Protection toujours côté salariés, avec des règles plus dures pour les contrats temporaires. Trop d'entreprises profitent de la souplesse du système pour n'embaucher un même salarié que sous contrat temporaire (il ne faut actuellement que 6 mois d'attente pour réembaucher un salarié pour le même poste en contrat temporaire). Avec la nouvelle mesure, l'entreprise devra attendre 5 ans avant de réembaucher un ancien travailleur en contrat temporaire. Le gouvernement compte sur cette mesure pour mettre fin au cycle infernal de l'intérim et du temps partiel (la moitié des travailleurs est à temps partiel), et pousser les entreprises à proposer des contrats pérennes. Même raisonnement avec la fin prévue du contrat « zéro heure ». Contrat ultra-flexible, il est aussi accusé d'être une porte ouverte sur la précarité. Les nouvelles réglementations l'interdiront et le remplaceront par un contrat « de base fixe » qui devra préciser clairement le nombre d'heures de travail. Pour les étudiants travaillant à temps partiel, le contrat dit « d'astreinte » sera maintenu.

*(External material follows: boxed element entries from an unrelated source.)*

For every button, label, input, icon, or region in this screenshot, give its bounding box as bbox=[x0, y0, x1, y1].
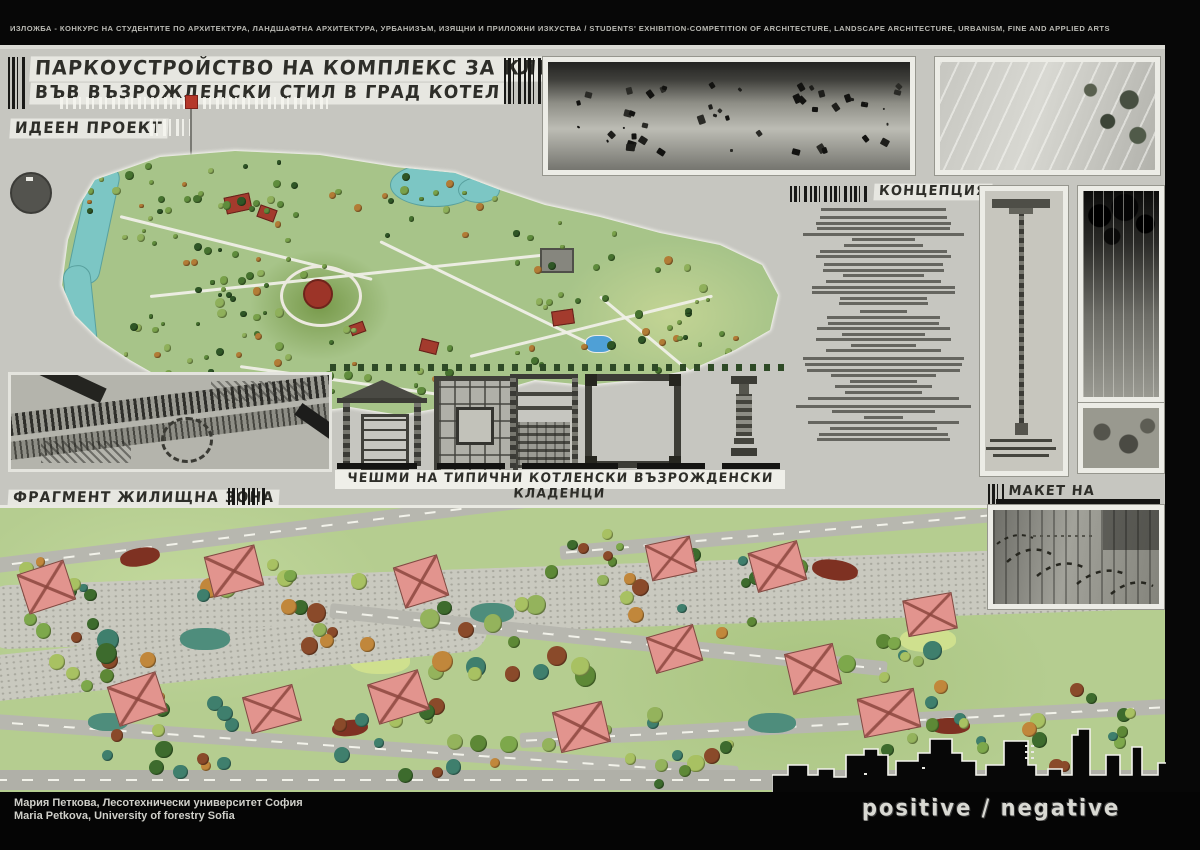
concept-text-line bbox=[816, 338, 950, 341]
tree-marker bbox=[111, 729, 124, 742]
tree-marker bbox=[560, 245, 564, 249]
sketch-mark bbox=[725, 115, 730, 121]
sketch-mark bbox=[808, 85, 814, 92]
sketch-mark bbox=[861, 135, 869, 144]
concept-text-line bbox=[835, 385, 932, 388]
author-line-bg: Мария Петкова, Лесотехнически университе… bbox=[14, 797, 303, 810]
concept-text-line bbox=[850, 380, 917, 383]
sketch-mark bbox=[883, 108, 886, 111]
tree-marker bbox=[716, 627, 728, 639]
tree-marker bbox=[360, 637, 375, 652]
concept-text-line bbox=[821, 208, 946, 211]
concept-text-line bbox=[812, 291, 956, 294]
barcode-icon bbox=[8, 57, 26, 109]
tree-marker bbox=[220, 276, 229, 285]
tree-marker bbox=[81, 680, 93, 692]
concept-text-line bbox=[824, 263, 943, 266]
tree-marker bbox=[139, 204, 144, 209]
concept-text-line bbox=[845, 391, 921, 394]
tree-marker bbox=[152, 724, 165, 737]
hedge-row bbox=[330, 364, 785, 371]
sketch-mark bbox=[822, 147, 828, 154]
tree-marker bbox=[204, 355, 209, 360]
tree-marker bbox=[354, 204, 362, 212]
tree-marker bbox=[182, 182, 187, 187]
tree-marker bbox=[275, 342, 284, 351]
tree-marker bbox=[602, 295, 609, 302]
tree-marker bbox=[218, 293, 222, 297]
sketch-mark bbox=[893, 89, 901, 96]
trees-photo-panel bbox=[1078, 186, 1164, 402]
sketch-mark bbox=[631, 133, 636, 139]
tree-marker bbox=[536, 298, 543, 305]
caption-bar bbox=[637, 463, 705, 469]
sketch-mark bbox=[641, 122, 648, 128]
tree-marker bbox=[468, 667, 482, 681]
tree-marker bbox=[542, 738, 556, 752]
tree-marker bbox=[218, 248, 222, 252]
tree-marker bbox=[155, 741, 172, 758]
tree-marker bbox=[322, 264, 327, 269]
tree-marker bbox=[210, 280, 214, 284]
slogan-positive-negative: positive / negative bbox=[862, 795, 1120, 821]
concept-text-line bbox=[842, 333, 926, 336]
tree-marker bbox=[733, 336, 739, 342]
concept-text-line bbox=[844, 244, 923, 247]
concept-text-line bbox=[796, 405, 972, 408]
tree-marker bbox=[137, 234, 145, 242]
tree-marker bbox=[432, 651, 453, 672]
bottom-model-photo-panel bbox=[988, 505, 1164, 609]
tree-marker bbox=[667, 325, 673, 331]
sketch-mark bbox=[576, 100, 581, 106]
caption-bar bbox=[722, 463, 780, 469]
tree-marker bbox=[66, 667, 80, 681]
concept-text-line bbox=[820, 216, 947, 219]
master-plan-label: ИДЕЕН ПРОЕКТ bbox=[9, 119, 168, 139]
sketch-mark bbox=[737, 87, 742, 92]
tree-marker bbox=[458, 622, 474, 638]
tree-marker bbox=[351, 328, 356, 333]
tree-marker bbox=[275, 221, 282, 228]
tree-marker bbox=[409, 216, 415, 222]
tree-marker bbox=[198, 191, 205, 198]
tree-marker bbox=[165, 207, 172, 214]
tree-marker bbox=[197, 753, 209, 765]
tree-marker bbox=[242, 333, 247, 338]
tree-marker bbox=[625, 753, 637, 765]
tree-marker bbox=[173, 765, 187, 779]
sketch-mark bbox=[818, 89, 826, 98]
barcode-icon bbox=[790, 186, 868, 202]
tree-marker bbox=[87, 618, 99, 630]
tree-marker bbox=[513, 230, 519, 236]
sketch-mark bbox=[717, 108, 723, 114]
sketch-mark bbox=[697, 114, 706, 124]
tree-marker bbox=[443, 206, 450, 213]
caption-bar bbox=[437, 463, 505, 469]
tree-marker bbox=[184, 196, 192, 204]
tree-marker bbox=[257, 270, 264, 277]
tree-marker bbox=[329, 192, 336, 199]
concept-text-line bbox=[843, 274, 924, 277]
tree-marker bbox=[334, 718, 348, 732]
sketch-mark bbox=[584, 91, 592, 98]
sketch-mark bbox=[796, 82, 805, 92]
tree-marker bbox=[925, 696, 938, 709]
tree-marker bbox=[344, 371, 353, 380]
tree-marker bbox=[400, 186, 409, 195]
tree-marker bbox=[462, 232, 469, 239]
tree-marker bbox=[704, 748, 720, 764]
sketch-mark bbox=[895, 82, 902, 89]
building-marker bbox=[551, 309, 575, 327]
tree-marker bbox=[1070, 683, 1084, 697]
caption-bar bbox=[522, 463, 618, 469]
caption-bar bbox=[337, 463, 417, 469]
sketch-mark bbox=[662, 85, 668, 90]
tree-marker bbox=[529, 345, 535, 351]
skyline-silhouette bbox=[772, 727, 1166, 794]
tree-marker bbox=[300, 271, 308, 279]
tree-marker bbox=[204, 247, 212, 255]
tree-marker bbox=[216, 348, 224, 356]
tree-marker bbox=[558, 221, 562, 225]
tree-marker bbox=[934, 680, 948, 694]
tree-marker bbox=[285, 238, 290, 243]
well-drawing-gable bbox=[337, 380, 427, 468]
tree-marker bbox=[124, 352, 129, 357]
column-shaft bbox=[1019, 214, 1024, 423]
concept-text-line bbox=[832, 410, 934, 413]
house-marker bbox=[902, 592, 958, 637]
terrace-arcs bbox=[993, 510, 1159, 604]
tree-marker bbox=[581, 344, 587, 350]
tree-marker bbox=[112, 187, 120, 195]
tree-marker bbox=[484, 614, 502, 632]
concept-text-line bbox=[830, 427, 937, 430]
concept-text-line bbox=[817, 327, 950, 330]
author-credits: Мария Петкова, Лесотехнически университе… bbox=[14, 797, 303, 823]
tree-marker bbox=[285, 354, 292, 361]
concept-heading: КОНЦЕПЦИЯ bbox=[873, 184, 992, 201]
concept-text-line bbox=[826, 349, 941, 352]
tree-marker bbox=[446, 759, 461, 774]
concept-text-line bbox=[816, 222, 952, 225]
model-underline bbox=[996, 499, 1160, 504]
tree-marker bbox=[277, 201, 284, 208]
well-drawing-column bbox=[731, 376, 757, 468]
tree-marker bbox=[624, 573, 635, 584]
tree-marker bbox=[253, 287, 261, 295]
tree-marker bbox=[293, 212, 299, 218]
tree-marker bbox=[628, 607, 644, 623]
tree-marker bbox=[526, 595, 546, 615]
tree-marker bbox=[545, 565, 559, 579]
barcode-icon bbox=[150, 119, 190, 136]
tree-marker bbox=[578, 543, 589, 554]
sketch-mark bbox=[577, 126, 580, 129]
well-drawing-plan bbox=[585, 374, 681, 468]
tree-marker bbox=[217, 757, 231, 771]
tree-marker bbox=[173, 234, 178, 239]
tree-marker bbox=[683, 335, 688, 340]
tree-marker bbox=[253, 314, 260, 321]
tree-marker bbox=[402, 173, 410, 181]
building-marker bbox=[419, 338, 440, 355]
sketch-mark bbox=[709, 82, 717, 90]
tree-marker bbox=[157, 209, 163, 215]
tree-marker bbox=[102, 750, 113, 761]
tree-marker bbox=[217, 309, 227, 319]
sketch-mark bbox=[849, 98, 854, 102]
concept-text-line bbox=[839, 302, 928, 305]
tree-marker bbox=[385, 233, 390, 238]
sketch-mark bbox=[708, 104, 713, 110]
tree-marker bbox=[187, 358, 193, 364]
concept-text-line bbox=[820, 250, 947, 253]
tree-marker bbox=[725, 348, 732, 355]
tree-marker bbox=[194, 243, 203, 252]
board-top-highlight bbox=[0, 45, 1165, 49]
tree-marker bbox=[470, 735, 487, 752]
concept-text-line bbox=[816, 255, 952, 258]
sketch-mark bbox=[812, 107, 818, 112]
sketch-mark bbox=[755, 130, 763, 138]
concept-text-line bbox=[808, 397, 958, 400]
tree-marker bbox=[642, 328, 650, 336]
road bbox=[0, 505, 616, 575]
sketch-mark bbox=[831, 102, 840, 112]
tree-marker bbox=[838, 655, 856, 673]
flag-marker-icon bbox=[185, 95, 198, 109]
tree-marker bbox=[508, 636, 520, 648]
tree-marker bbox=[273, 180, 282, 189]
concept-text-line bbox=[827, 316, 940, 319]
river-shape bbox=[62, 264, 103, 388]
tree-marker bbox=[215, 298, 225, 308]
tree-marker bbox=[307, 603, 326, 622]
tree-marker bbox=[275, 308, 285, 318]
tree-marker bbox=[374, 738, 383, 747]
concept-body-text bbox=[792, 208, 975, 478]
tree-marker bbox=[286, 257, 291, 262]
tree-marker bbox=[1086, 693, 1097, 704]
sketch-mark bbox=[607, 130, 616, 140]
footer-strip: Мария Петкова, Лесотехнически университе… bbox=[0, 792, 1200, 850]
concept-text-line bbox=[808, 421, 958, 424]
concept-text-line bbox=[807, 369, 960, 372]
tree-marker bbox=[87, 208, 93, 214]
tree-marker bbox=[527, 235, 533, 241]
model-photo-panel bbox=[935, 57, 1160, 175]
residential-sketch-panel bbox=[8, 372, 332, 472]
tree-marker bbox=[879, 672, 890, 683]
concept-text-line bbox=[828, 322, 939, 325]
concept-text-line bbox=[851, 344, 916, 347]
tree-marker bbox=[900, 652, 910, 662]
tree-marker bbox=[152, 327, 158, 333]
concept-text-line bbox=[817, 227, 951, 230]
tree-marker bbox=[49, 654, 65, 670]
concept-text-line bbox=[812, 286, 954, 289]
tree-marker bbox=[747, 617, 757, 627]
building-marker bbox=[540, 248, 574, 273]
tree-marker bbox=[125, 171, 134, 180]
well-drawing-frame bbox=[510, 374, 578, 468]
tree-marker bbox=[154, 352, 160, 358]
sketch-mark bbox=[712, 114, 716, 118]
concept-text-line bbox=[852, 238, 914, 241]
tree-marker bbox=[232, 251, 240, 259]
tree-marker bbox=[291, 182, 298, 189]
tree-marker bbox=[240, 311, 247, 318]
column-capital bbox=[992, 199, 1050, 208]
tree-marker bbox=[164, 344, 172, 352]
tree-marker bbox=[145, 163, 152, 170]
tree-marker bbox=[612, 231, 618, 237]
tree-marker bbox=[87, 200, 92, 205]
concept-text-line bbox=[864, 416, 903, 419]
tree-marker bbox=[446, 180, 454, 188]
tree-marker bbox=[382, 193, 388, 199]
tree-marker bbox=[142, 229, 146, 233]
tree-marker bbox=[659, 339, 666, 346]
tree-marker bbox=[274, 359, 282, 367]
tree-marker bbox=[672, 750, 683, 761]
tree-marker bbox=[388, 198, 394, 204]
sketch-mark bbox=[623, 127, 626, 130]
tree-marker bbox=[88, 188, 94, 194]
tree-marker bbox=[655, 759, 668, 772]
tree-marker bbox=[208, 168, 214, 174]
tree-marker bbox=[515, 260, 520, 265]
tree-marker bbox=[447, 345, 454, 352]
tree-marker bbox=[196, 322, 200, 326]
tree-marker bbox=[1125, 708, 1136, 719]
tree-marker bbox=[217, 706, 232, 721]
tree-marker bbox=[334, 747, 350, 763]
tree-marker bbox=[301, 637, 319, 655]
tree-marker bbox=[243, 164, 248, 169]
sketch-mark bbox=[645, 89, 655, 99]
sketch-mark bbox=[791, 148, 800, 156]
tree-marker bbox=[620, 591, 634, 605]
tree-marker bbox=[152, 241, 157, 246]
tree-marker bbox=[888, 637, 900, 649]
house-marker bbox=[552, 701, 611, 753]
tree-marker bbox=[533, 664, 549, 680]
concept-text-line bbox=[803, 357, 964, 360]
tree-marker bbox=[684, 264, 691, 271]
tree-marker bbox=[236, 352, 242, 358]
column-drawing-panel bbox=[980, 186, 1068, 476]
tree-marker bbox=[183, 260, 190, 267]
tree-marker bbox=[437, 601, 452, 616]
tree-marker bbox=[677, 604, 687, 614]
house-marker bbox=[646, 624, 703, 674]
concept-text-line bbox=[840, 297, 927, 300]
tree-marker bbox=[608, 254, 615, 261]
concept-text-line bbox=[826, 280, 941, 283]
tree-marker bbox=[267, 559, 279, 571]
tree-marker bbox=[685, 308, 691, 314]
tree-marker bbox=[237, 197, 245, 205]
tree-marker bbox=[122, 235, 128, 241]
tree-marker bbox=[515, 597, 529, 611]
poster-board: ИЗЛОЖБА - КОНКУРС НА СТУДЕНТИТЕ ПО АРХИТ… bbox=[0, 0, 1200, 850]
competition-title-line: ИЗЛОЖБА - КОНКУРС НА СТУДЕНТИТЕ ПО АРХИТ… bbox=[10, 24, 1192, 33]
tree-marker bbox=[602, 529, 613, 540]
tree-marker bbox=[738, 556, 748, 566]
tree-marker bbox=[256, 257, 261, 262]
tree-marker bbox=[433, 190, 439, 196]
concept-text-line bbox=[817, 438, 949, 441]
tree-marker bbox=[647, 707, 663, 723]
sketch-mark bbox=[886, 122, 888, 125]
concept-text-line bbox=[823, 269, 945, 272]
tree-marker bbox=[329, 340, 334, 345]
tree-marker bbox=[419, 197, 423, 201]
house-marker bbox=[242, 684, 302, 734]
tree-marker bbox=[699, 284, 708, 293]
tree-marker bbox=[221, 287, 227, 293]
wells-caption: ЧЕШМИ НА ТИПИЧНИ КОТЛЕНСКИ ВЪЗРОЖДЕНСКИ … bbox=[335, 470, 785, 489]
tree-marker bbox=[71, 632, 82, 643]
tree-marker bbox=[277, 160, 281, 164]
tree-marker bbox=[351, 573, 367, 589]
tree-marker bbox=[515, 351, 520, 356]
tree-marker bbox=[149, 760, 164, 775]
concept-text-line bbox=[831, 374, 935, 377]
tree-marker bbox=[158, 196, 165, 203]
tree-marker bbox=[664, 256, 673, 265]
tree-marker bbox=[597, 575, 609, 587]
concept-text-line bbox=[803, 233, 965, 236]
author-line-en: Maria Petkova, University of forestry So… bbox=[14, 810, 303, 823]
tree-marker bbox=[335, 189, 341, 195]
tree-marker bbox=[284, 570, 296, 582]
concept-text-line bbox=[819, 433, 949, 436]
tree-marker bbox=[267, 196, 275, 204]
tree-marker bbox=[264, 208, 269, 213]
sketch-mark bbox=[606, 139, 609, 143]
tree-marker bbox=[191, 259, 198, 266]
tree-marker bbox=[99, 177, 103, 181]
tree-marker bbox=[913, 656, 924, 667]
tree-marker bbox=[230, 296, 236, 302]
detail-photo-panel bbox=[1078, 403, 1164, 473]
tree-marker bbox=[149, 314, 154, 319]
concept-text-line bbox=[805, 363, 962, 366]
tree-marker bbox=[249, 206, 255, 212]
tree-marker bbox=[547, 646, 567, 666]
tree-marker bbox=[543, 305, 548, 310]
tree-marker bbox=[490, 758, 500, 768]
tree-marker bbox=[148, 216, 153, 221]
tree-marker bbox=[720, 741, 733, 754]
tree-marker bbox=[505, 666, 521, 682]
sketch-mark bbox=[626, 87, 633, 95]
tree-marker bbox=[607, 341, 616, 350]
tree-marker bbox=[149, 180, 154, 185]
tree-marker bbox=[546, 299, 553, 306]
tree-marker bbox=[161, 322, 165, 326]
tree-marker bbox=[223, 201, 231, 209]
building-marker bbox=[303, 279, 333, 309]
tree-marker bbox=[534, 266, 542, 274]
tree-marker bbox=[923, 641, 941, 659]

Solution de l'immigration et freins de l'extrême droite
Les Pays-Bas comptent actuellement 123 postes vacants pour 100 demandeurs d'emploi. C'est un peu moins qu'en 2022 (133 postes vacants pour 100 demandeurs d'emploi). Mais la tension sur le marché du travail est bien là. Le taux de chômage est bas et le restera. Pour les entreprises, la solution est l'immigration. Et tant pis si l'extrême droite grince des dents. En juin 2022, Karien van Gennip, la ministre du Travail, propose d'accueillir de jeunes Français vivant dans les régions fortement frappées par le chômage. Une opération gagnant-gagnant, pense-t-elle, mais qui suscite l'ire de l'extrême droite. La même proposition avait été faite aux jeunes Espagnols.

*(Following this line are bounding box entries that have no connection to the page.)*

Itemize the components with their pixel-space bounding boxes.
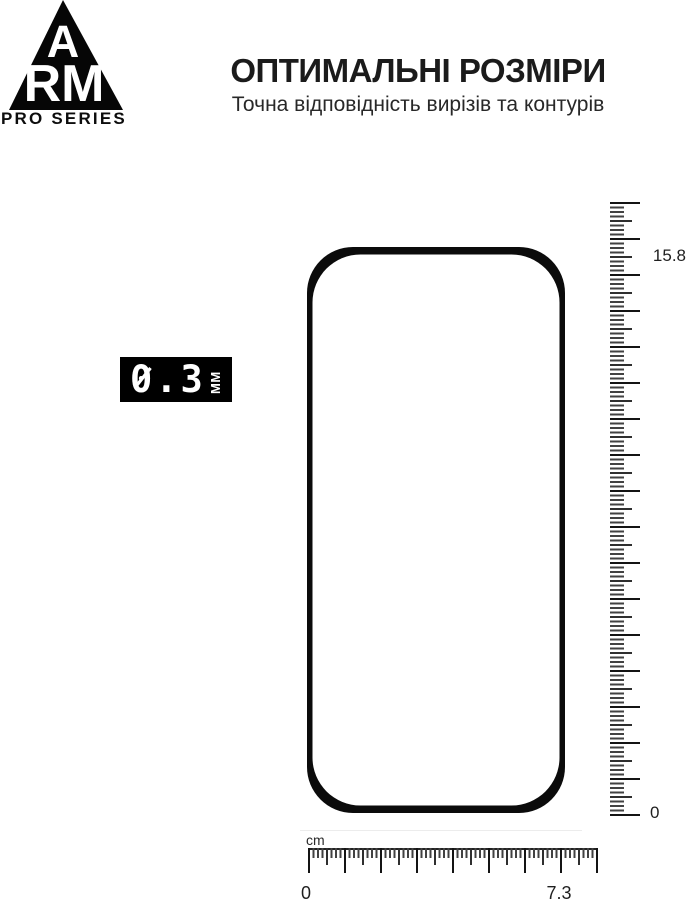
horizontal-ruler-unit-label: cm: [306, 832, 325, 848]
vertical-ruler-max-label: 15.8: [653, 246, 686, 266]
page-subtitle: Точна відповідність вирізів та контурів: [150, 94, 686, 115]
vertical-ruler: [610, 202, 640, 816]
page-title: ОПТИМАЛЬНІ РОЗМІРИ: [150, 54, 686, 87]
ruler-divider-line: [300, 830, 582, 831]
vertical-ruler-major-ticks: [610, 202, 640, 816]
brand-triangle-icon: A RM: [8, 0, 126, 111]
glass-outline-icon: [307, 247, 565, 813]
vertical-ruler-min-label: 0: [650, 803, 659, 823]
thickness-badge: 0.3 ММ: [120, 357, 232, 402]
horizontal-ruler-major-ticks: [308, 848, 598, 873]
glass-inner-area: [313, 255, 560, 806]
brand-monogram-bottom: RM: [24, 55, 105, 111]
screen-protector-size-infographic: A RM PRO SERIES ОПТИМАЛЬНІ РОЗМІРИ Точна…: [0, 0, 688, 907]
header: ОПТИМАЛЬНІ РОЗМІРИ Точна відповідність в…: [150, 54, 686, 115]
horizontal-ruler-start-label: 0: [301, 883, 311, 904]
thickness-badge-art: 0.3 ММ: [120, 357, 232, 402]
brand-series-label: PRO SERIES: [1, 109, 141, 129]
brand-logo: A RM PRO SERIES: [8, 0, 140, 111]
horizontal-ruler: [308, 848, 598, 873]
horizontal-ruler-end-label: 7.3: [544, 883, 574, 904]
thickness-unit: ММ: [208, 371, 223, 394]
screen-protector-outline: [307, 247, 565, 813]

Les propos de l'extrême droite n'ont pas empêché les Pays-Bas d'accueillir un nombre record d'immigrés (+277 000 en 2022). Un chiffre élevé, mais qui ne parvient pas à répondre aux besoins du marché. Les entreprises demandent une plus grande intervention du gouvernement. En attendant, elles proposent des primes et augmentent les salaires (+40 % dans la sécurité, +10 % dans le bâtiment et les chemins de fer). Des hausses de salaire qui n'empêchent pas les grèves d'éclater. Même la FNV (Federatie Nederlandse Vakbeweging), la confédération syndicale néerlandaise qui organise l'essentiel des mouvements de grève du pays, n'y échappe pas. Mobilisés le 1er mai, les employés de la FNV ont appelé à la grève dès le lendemain. Ils demandent une revalorisation salariale plus importante, compte tenu de l'inflation.

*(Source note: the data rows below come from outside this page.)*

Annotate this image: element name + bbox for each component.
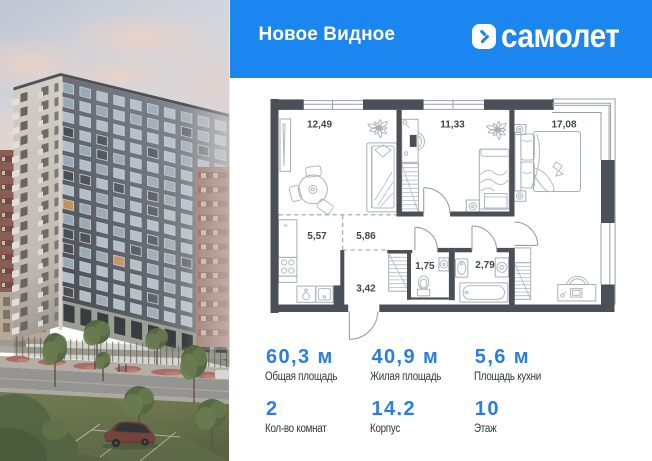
svg-text:12,49: 12,49 [307, 120, 332, 131]
svg-text:17,08: 17,08 [551, 120, 576, 131]
svg-text:5,57: 5,57 [307, 231, 327, 242]
svg-text:5,86: 5,86 [356, 231, 376, 242]
svg-text:3,42: 3,42 [356, 284, 376, 295]
svg-text:2,79: 2,79 [475, 260, 495, 271]
svg-text:✳: ✳ [283, 223, 288, 230]
svg-text:1,75: 1,75 [415, 261, 435, 272]
svg-text:11,33: 11,33 [440, 120, 465, 131]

Nouvelles mesures : un calendrier encore incertain
Le gouvernement compte sur ses nouvelles réglementations pour retenir ses travailleurs et en attirer d'autres, y compris par-delà les frontières. Les talents étrangers sont un facteur de croissance ; les Pays-Bas veulent eux aussi entrer dans la course. Reste à voir si toutes ces règles seront adoptées. Pour l'instant, aucune date de prévue pour l'entrée en vigueur de ces mesures. La ministre du Travail compte sur une adoption « au printemps prochain » par la Chambre des représentants. L'ensemble du dispositif devrait être effectif dans les 3 ou 4 prochaines années. Si les mesures semblent aller vers plus de justice sociale, il faudra encore patienter pour leur mise en application.